L'IGF-1 (Insulin-like Growth Factor 1, aussi appelé Somatomédine C) est un polypeptide de 70 acides aminés produit principalement par le foie sous stimulation de l'hormone de croissance (GH) hypophysaire — c'est le biomarqueur central de…

L'IGF-1 (Insulin-like Growth Factor 1, aussi appelé Somatomédine C) est un polypeptide de 70 acides aminés produit principalement par le foie sous stimulation de l'hormone de croissance (GH) hypophysaire — c'est le biomarqueur central de l'activité de l'axe somatotrope (GH → foie → IGF-1) et le principal médiateur systémique des effets anaboliques et métaboliques de la GH sur les tissus périphériques. Comprendre l'IGF-1 est fondamental pour tout usage informé de la HGH exogène, des peptides sécrétagogues de GH (CJC-1295 + ipamorelin, tésamoréline, MK-677), et de tout composé influençant l'axe GH — parce que la GH elle-même est presque impossible à mesurer utilement en dehors des tests dynamiques (elle est libérée en pulses toutes les 3-4 heures, avec 90 % du temps passé à des taux plasmatiques bas voire indétectables), tandis que l'IGF-1 circulant est remarquablement stable sur 24 heures, présente des variations diurnes minimes, et reflète l'activité moyenne de l'axe GH sur les 2-3 dernières semaines. C'est le paramètre biologique unique qui permet à un utilisateur ou à un clinicien de piloter un cycle GH — dose trop faible (IGF-1 inchangé, effets nuls), dose optimale (IGF-1 dans le quartile supérieur de la fourchette normale pour l'âge, effets présents sans excès), dose trop élevée (IGF-1 au-dessus de la fourchette, risques métaboliques et théoriquement oncologiques). Cet article détaille ce qu'est l'IGF-1, sa physiologie, ses fourchettes de référence par âge (fourchettes qui varient significativement avec le laboratoire et la méthode d'assay), l'interprétation des résultats en contexte de cycle GH, les objectifs de dosage selon l'objectif, et les pièges classiques de mesure. Il s'inscrit dans le cluster hormone de croissance et complète directement notre article sur les protocoles de dosage HGH.
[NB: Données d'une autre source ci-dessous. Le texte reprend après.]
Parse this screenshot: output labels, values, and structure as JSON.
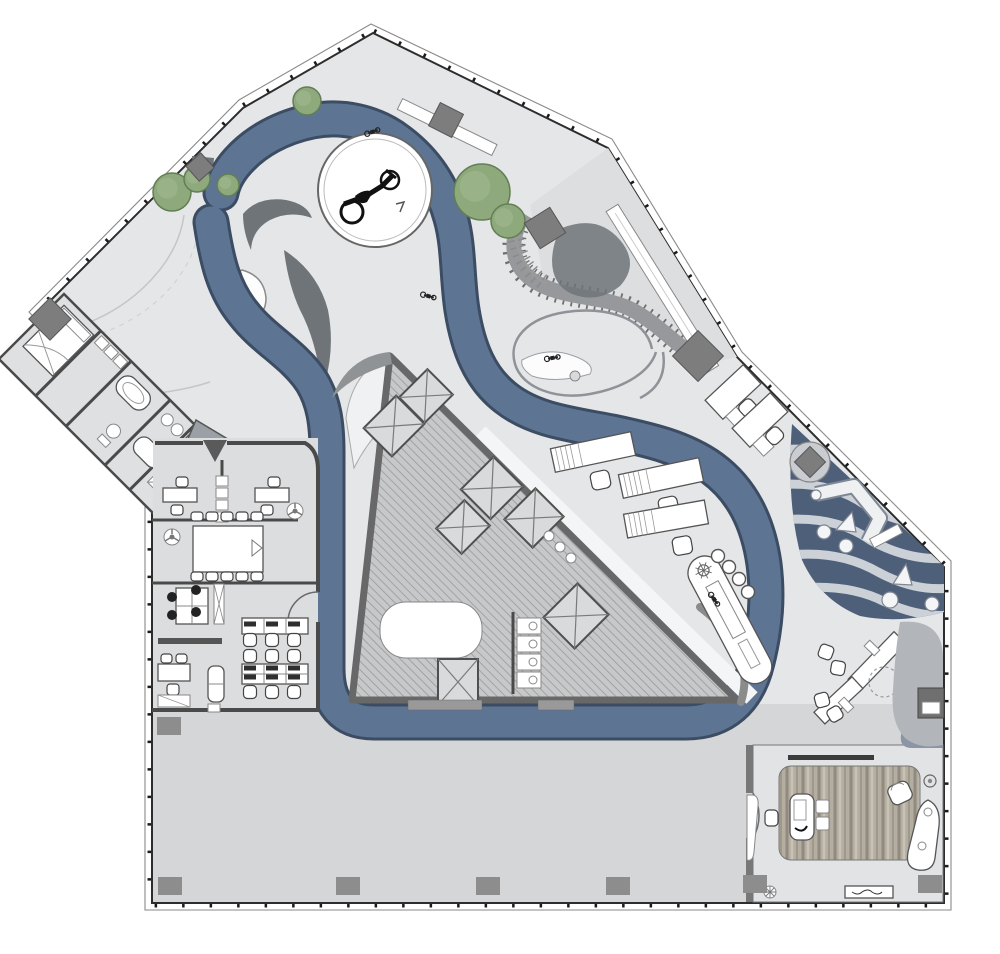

L'axe GH-IGF-1 : la biologie fondamentale

L'IGF-1 est le maillon aval d'une cascade neurohormonale complexe qui va de l'hypothalamus au foie, en passant par l'hypophyse — l'axe somatotrope.

La cascade en 4 étapes

  1. Hypothalamus libère la GHRH (Growth Hormone-Releasing Hormone) et son antagoniste la somatostatine

  2. Hypophyse antérieure (cellules somatotropes) libère la GH sous influence combinée de la GHRH (stimule) et de la somatostatine (inhibe) — libération pulsatile toutes les 3-4 heures, avec un pic majeur pendant le sommeil profond nocturne

  3. Foie (hépatocytes) reçoit la GH via son récepteur (GHR), active la cascade JAK2/STAT5, et synthétise l'IGF-1 qu'il libère dans la circulation

  4. Tissus périphériques (muscle, os, tissu adipeux, cerveau, autres) reçoivent l'IGF-1 via le récepteur IGF-1R et médient les effets anaboliques et métaboliques

Le rétrocontrôle négatif

L'IGF-1 circulant exerce un rétrocontrôle négatif sur l'hypothalamus (stimulant la somatostatine, inhibant la GHRH) et sur l'hypophyse (freinant la libération de GH). Ce rétrocontrôle explique pourquoi :

  • Une injection de HGH exogène à long terme freine partiellement la sécrétion endogène de GH (via rétrocontrôle IGF-1)

  • L'IGF-1 élevé ne conduit pas à une élévation exponentielle de GH — le système est autorégulé

  • L'arrêt d'un cycle HGH est suivi d'une restauration rapide de la sécrétion GH endogène (contrairement à l'axe HHG après stéroïdes anabolisants — pas de suppression prolongée sévère)

Pourquoi mesurer IGF-1 et non GH directement ?

C'est le point clé qui justifie que l'IGF-1 soit THE biomarqueur de l'axe GH :

  • GH plasmatique = extrêmement variable — pulses toutes les 3-4h, jusqu'à 10× variations en 10 minutes, 90 % du temps à taux bas indétectables sur un simple prélèvement

  • IGF-1 plasmatique = stable — demi-vie fonctionnelle ~15 heures (grâce à sa liaison à IGFBP-3, voir plus loin), variations diurnes < 15 %

  • Un prélèvement unique matinal d'IGF-1 reflète l'activité moyenne de l'axe GH sur les 2-3 dernières semaines

En pratique clinique et pour tout protocole HGH informé, on mesure IGF-1, pas GH.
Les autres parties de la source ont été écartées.